INVESTIMENTO EM MÚSICA
Na rede particular, o Colégio Santa Maria, em São Paulo, é um dos exemplos que investem na neurociência. Para fazer um bom uso dela, profissionais da escola passaram por três anos de capacitação com uma especialista. Um dos resultados foi o maior investimento em música, da alfabetização ao 5º ano do ensino fundamental.
— A música abre muitas conexões para a memória de longo prazo, que é a que fixa a aprendizagem — conta a orientadora pedagógica do colégio, Sueli Gomes. — Usamos esse recurso para a assimilação de padrões de leitura, por exemplo, e temos alcançado ótimos resultados de rendimento.
Segundo a neurocientista Elvira Souza Lima, responsável pela capacitação dos professores, práticas ligadas à música também contribuem para a melhora da sociabilidade dos alunos:
— Cantar, ouvir música ou aprender um instrumento causam impacto muito grande no desenvolvimento da empatia. É importante para promover comportamentos de solidariedade e cooperação e evitar situações de agressão, característica do bullying.

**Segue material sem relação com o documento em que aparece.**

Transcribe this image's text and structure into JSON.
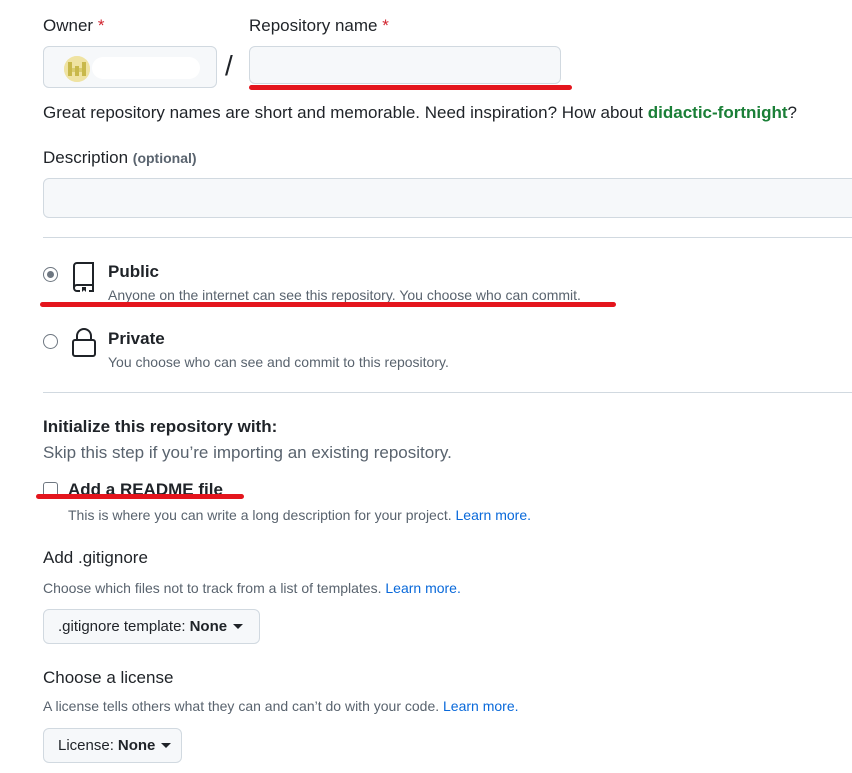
{
  "owner": {
    "label": "Owner",
    "required_mark": "*"
  },
  "repo_name": {
    "label": "Repository name",
    "required_mark": "*",
    "value": "",
    "separator": "/"
  },
  "hint": {
    "text": "Great repository names are short and memorable. Need inspiration? How about ",
    "suggestion": "didactic-fortnight",
    "end": "?"
  },
  "description": {
    "label": "Description",
    "optional": "(optional)",
    "value": ""
  },
  "visibility": {
    "public": {
      "title": "Public",
      "desc": "Anyone on the internet can see this repository. You choose who can commit.",
      "selected": true
    },
    "private": {
      "title": "Private",
      "desc": "You choose who can see and commit to this repository.",
      "selected": false
    }
  },
  "init": {
    "heading": "Initialize this repository with:",
    "sub": "Skip this step if you’re importing an existing repository.",
    "readme_label": "Add a README file",
    "readme_desc": "This is where you can write a long description for your project.",
    "readme_link": "Learn more."
  },
  "gitignore": {
    "heading": "Add .gitignore",
    "desc": "Choose which files not to track from a list of templates.",
    "link": "Learn more.",
    "button_prefix": ".gitignore template:",
    "button_value": "None"
  },
  "license": {
    "heading": "Choose a license",
    "desc": "A license tells others what they can and can’t do with your code.",
    "link": "Learn more.",
    "button_prefix": "License:",
    "button_value": "None"
  },
  "colors": {
    "accent_green": "#1a7f37",
    "link_blue": "#0969da",
    "annotation_red": "#e4151d",
    "required_red": "#d1242f"
  }
}
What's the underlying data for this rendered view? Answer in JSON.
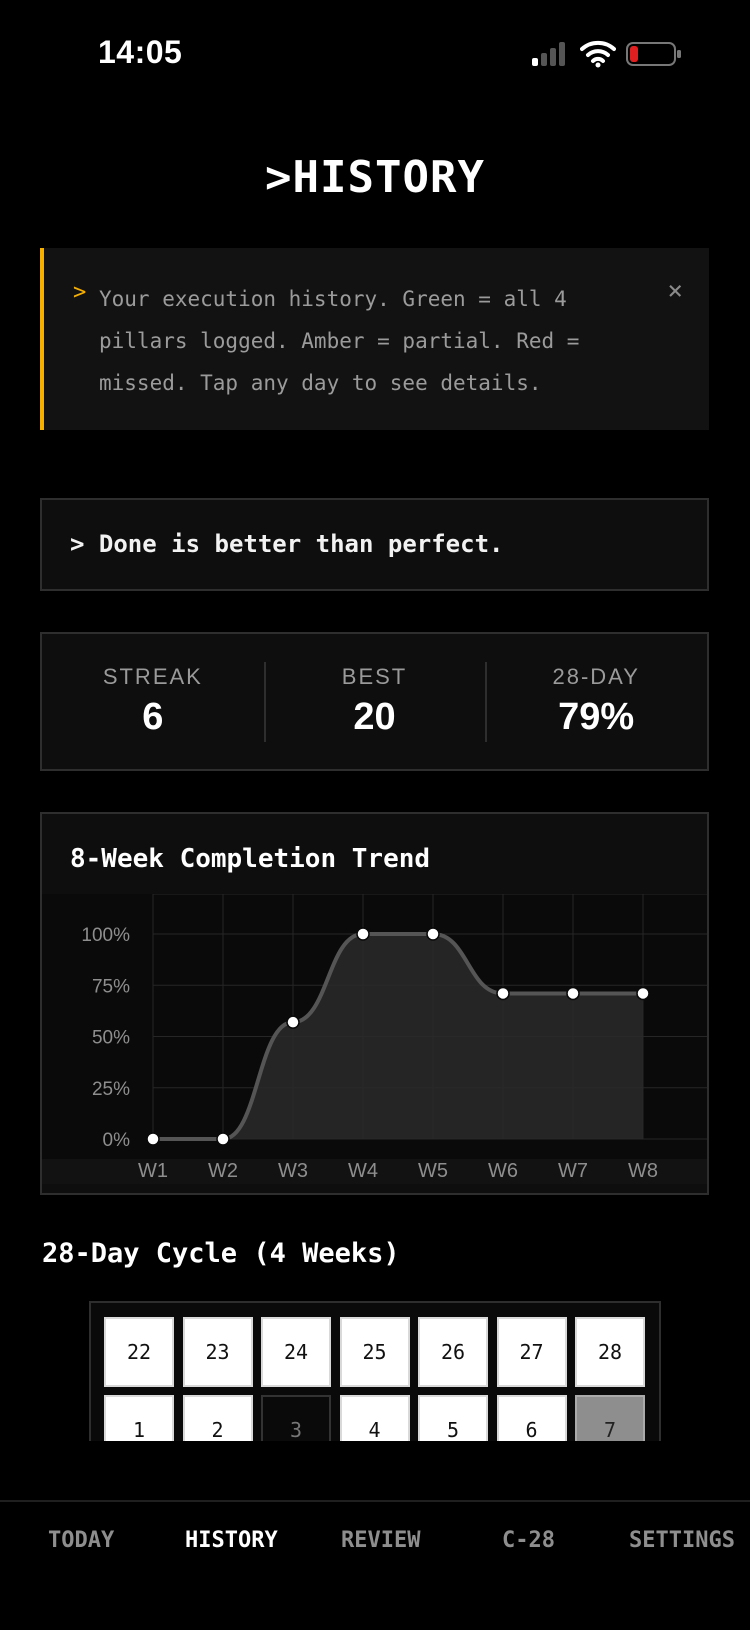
{
  "status_bar": {
    "time": "14:05",
    "battery_color": "#e02020"
  },
  "header": {
    "title": ">HISTORY"
  },
  "info_banner": {
    "chevron": ">",
    "text": "Your execution history. Green = all 4 pillars logged. Amber = partial. Red = missed. Tap any day to see details.",
    "close": "×",
    "accent_color": "#f5b000"
  },
  "quote": {
    "text": "> Done is better than perfect."
  },
  "stats": [
    {
      "label": "STREAK",
      "value": "6"
    },
    {
      "label": "BEST",
      "value": "20"
    },
    {
      "label": "28-DAY",
      "value": "79%"
    }
  ],
  "chart_data": {
    "type": "line",
    "title": "8-Week Completion Trend",
    "x": [
      "W1",
      "W2",
      "W3",
      "W4",
      "W5",
      "W6",
      "W7",
      "W8"
    ],
    "values": [
      0,
      0,
      57,
      100,
      100,
      71,
      71,
      71
    ],
    "y_ticks": [
      "100%",
      "75%",
      "50%",
      "25%",
      "0%"
    ],
    "ylim": [
      0,
      100
    ],
    "grid": true,
    "area_fill": true
  },
  "cycle": {
    "title": "28-Day Cycle (4 Weeks)",
    "rows": [
      [
        {
          "day": "22",
          "state": "filled"
        },
        {
          "day": "23",
          "state": "filled"
        },
        {
          "day": "24",
          "state": "filled"
        },
        {
          "day": "25",
          "state": "filled"
        },
        {
          "day": "26",
          "state": "filled"
        },
        {
          "day": "27",
          "state": "filled"
        },
        {
          "day": "28",
          "state": "filled"
        }
      ],
      [
        {
          "day": "1",
          "state": "filled"
        },
        {
          "day": "2",
          "state": "filled"
        },
        {
          "day": "3",
          "state": "empty"
        },
        {
          "day": "4",
          "state": "filled"
        },
        {
          "day": "5",
          "state": "filled"
        },
        {
          "day": "6",
          "state": "filled"
        },
        {
          "day": "7",
          "state": "today"
        }
      ]
    ]
  },
  "tabbar": {
    "tabs": [
      {
        "label": "TODAY",
        "active": false
      },
      {
        "label": "HISTORY",
        "active": true
      },
      {
        "label": "REVIEW",
        "active": false
      },
      {
        "label": "C-28",
        "active": false
      },
      {
        "label": "SETTINGS",
        "active": false
      }
    ]
  }
}
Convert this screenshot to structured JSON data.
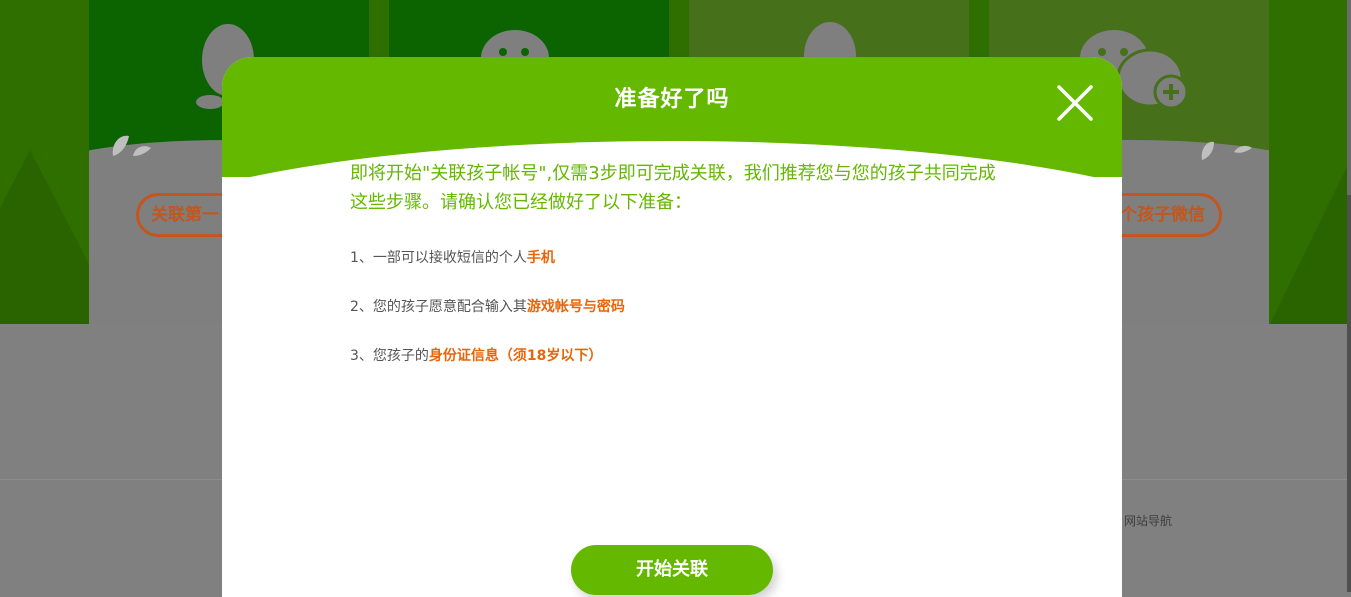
{
  "background": {
    "cards": [
      {
        "icon": "qq-penguin-icon",
        "button_label": "关联第一"
      },
      {
        "icon": "wechat-icon"
      },
      {
        "icon": "qq-penguin-icon"
      },
      {
        "icon": "wechat-add-icon",
        "button_label": "个孩子微信"
      }
    ],
    "footer_link": "网站导航"
  },
  "modal": {
    "title": "准备好了吗",
    "close_icon": "close-icon",
    "intro": "即将开始\"关联孩子帐号\",仅需3步即可完成关联，我们推荐您与您的孩子共同完成这些步骤。请确认您已经做好了以下准备：",
    "steps": [
      {
        "prefix": "1、一部可以接收短信的个人",
        "highlight": "手机"
      },
      {
        "prefix": "2、您的孩子愿意配合输入其",
        "highlight": "游戏帐号与密码"
      },
      {
        "prefix": "3、您孩子的",
        "highlight": "身份证信息（须18岁以下）"
      }
    ],
    "start_button": "开始关联"
  },
  "colors": {
    "brand_green": "#64b800",
    "highlight_orange": "#e8650a",
    "overlay_button_orange": "#c2561e"
  }
}
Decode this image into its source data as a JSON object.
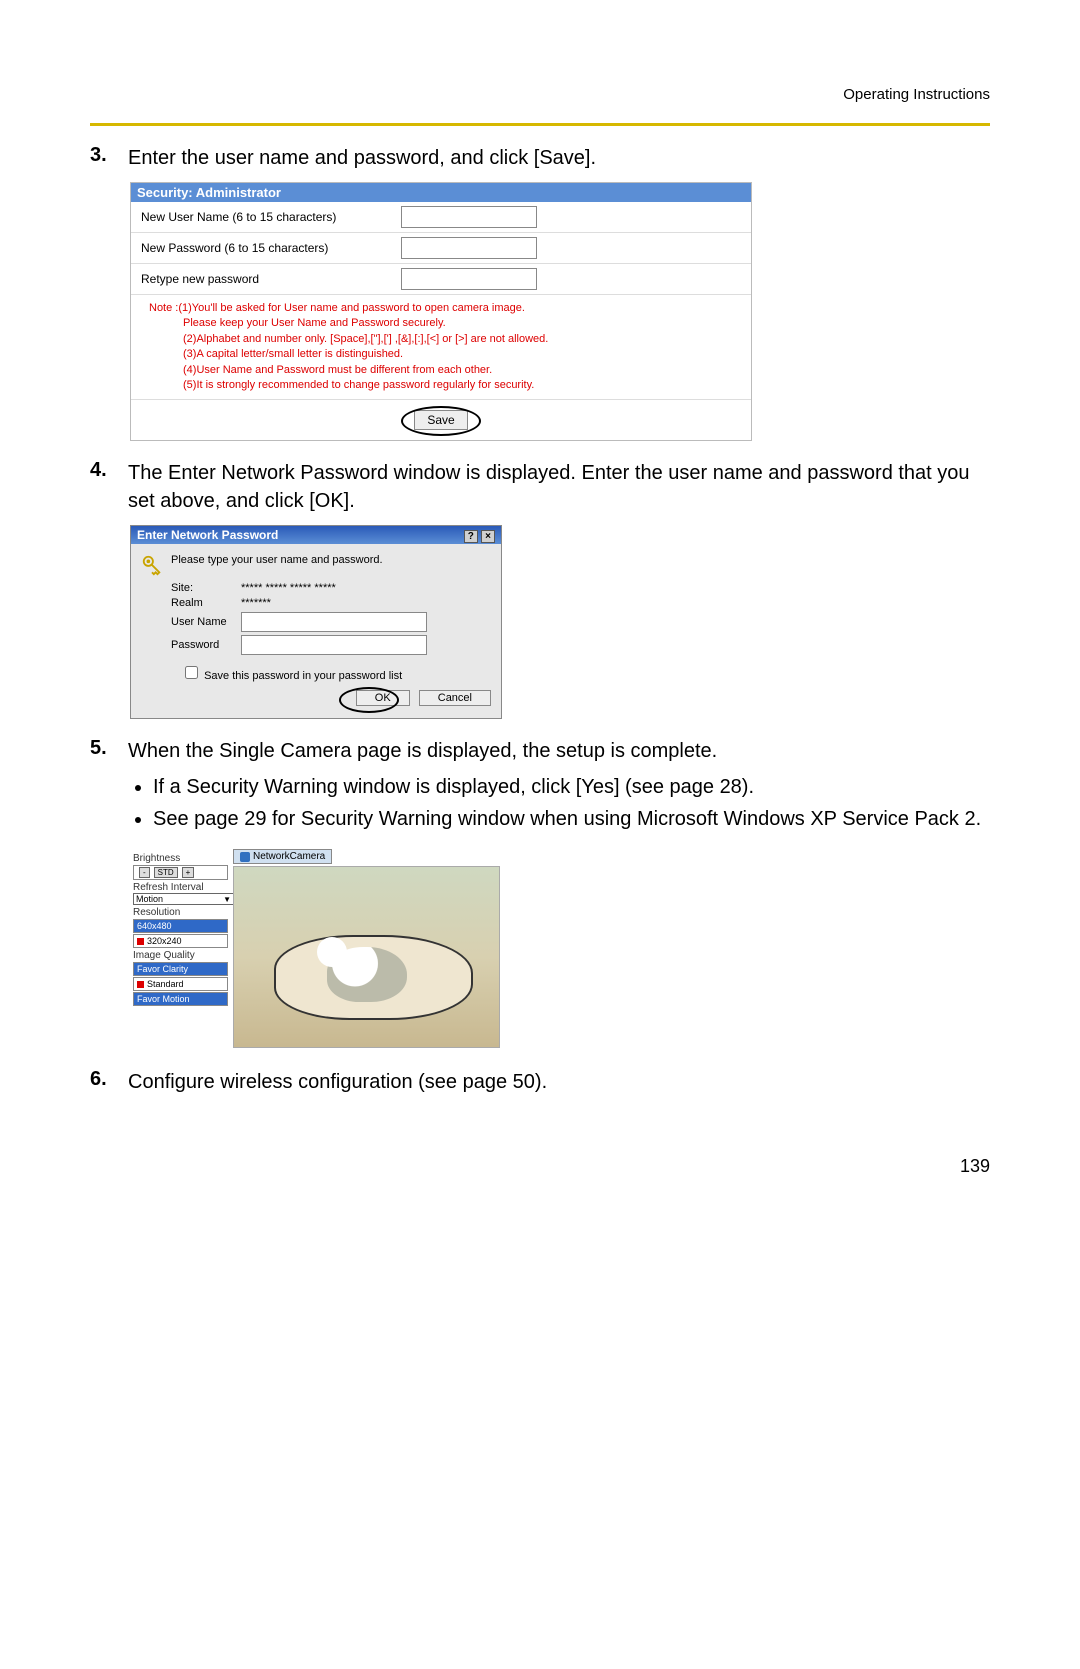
{
  "header": {
    "title": "Operating Instructions"
  },
  "steps": {
    "s3": {
      "num": "3.",
      "text": "Enter the user name and password, and click [Save]."
    },
    "s4": {
      "num": "4.",
      "text": "The Enter Network Password window is displayed. Enter the user name and password that you set above, and click [OK]."
    },
    "s5": {
      "num": "5.",
      "text": "When the Single Camera page is displayed, the setup is complete.",
      "bullets": {
        "b1": "If a Security Warning window is displayed, click [Yes] (see page 28).",
        "b2": "See page 29 for Security Warning window when using Microsoft Windows XP Service Pack 2."
      }
    },
    "s6": {
      "num": "6.",
      "text": "Configure wireless configuration (see page 50)."
    }
  },
  "security_box": {
    "title": "Security: Administrator",
    "row1": "New User Name (6 to 15 characters)",
    "row2": "New Password (6 to 15 characters)",
    "row3": "Retype new password",
    "note_prefix": "Note :",
    "note1": "(1)You'll be asked for User name and password to open camera image.",
    "note1b": "Please keep your User Name and Password securely.",
    "note2": "(2)Alphabet and number only. [Space],[\"],['] ,[&],[:],[<] or [>] are not allowed.",
    "note3": "(3)A capital letter/small letter is distinguished.",
    "note4": "(4)User Name and Password must be different from each other.",
    "note5": "(5)It is strongly recommended to change password regularly for security.",
    "save_label": "Save"
  },
  "enp_box": {
    "title": "Enter Network Password",
    "help": "?",
    "close": "×",
    "prompt": "Please type your user name and password.",
    "site_label": "Site:",
    "site_value": "***** ***** *****  *****",
    "realm_label": "Realm",
    "realm_value": "*******",
    "user_label": "User Name",
    "pass_label": "Password",
    "check_label": "Save this password in your password list",
    "ok": "OK",
    "cancel": "Cancel"
  },
  "camera_box": {
    "tab": "NetworkCamera",
    "brightness_label": "Brightness",
    "brightness_minus": "-",
    "brightness_std": "STD",
    "brightness_plus": "+",
    "refresh_label": "Refresh Interval",
    "refresh_value": "Motion",
    "resolution_label": "Resolution",
    "res1": "640x480",
    "res2": "320x240",
    "quality_label": "Image Quality",
    "q1": "Favor Clarity",
    "q2": "Standard",
    "q3": "Favor Motion"
  },
  "page_number": "139"
}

Para o professor do Departamento de Estudos da Subjetividade e Formação Humana da Uerj, Nilson Guimarães Doria, a neurociência, no atual estágio de desenvolvimento, mais reafirma ideias já defendidas pela psicologia cognitiva e pela educação do que traz novidades. Ainda assim, pode ser muito útil a educadores.
— A neurociência deveria estar mais presente na formação de professores por vários motivos, a começar pelo próprio interesse dos profissionais. Por outro lado, é preciso que os educadores conheçam as limitações do campo, pois ele é muitas vezes apresentado como uma espécie de “panaceia universal” — alerta.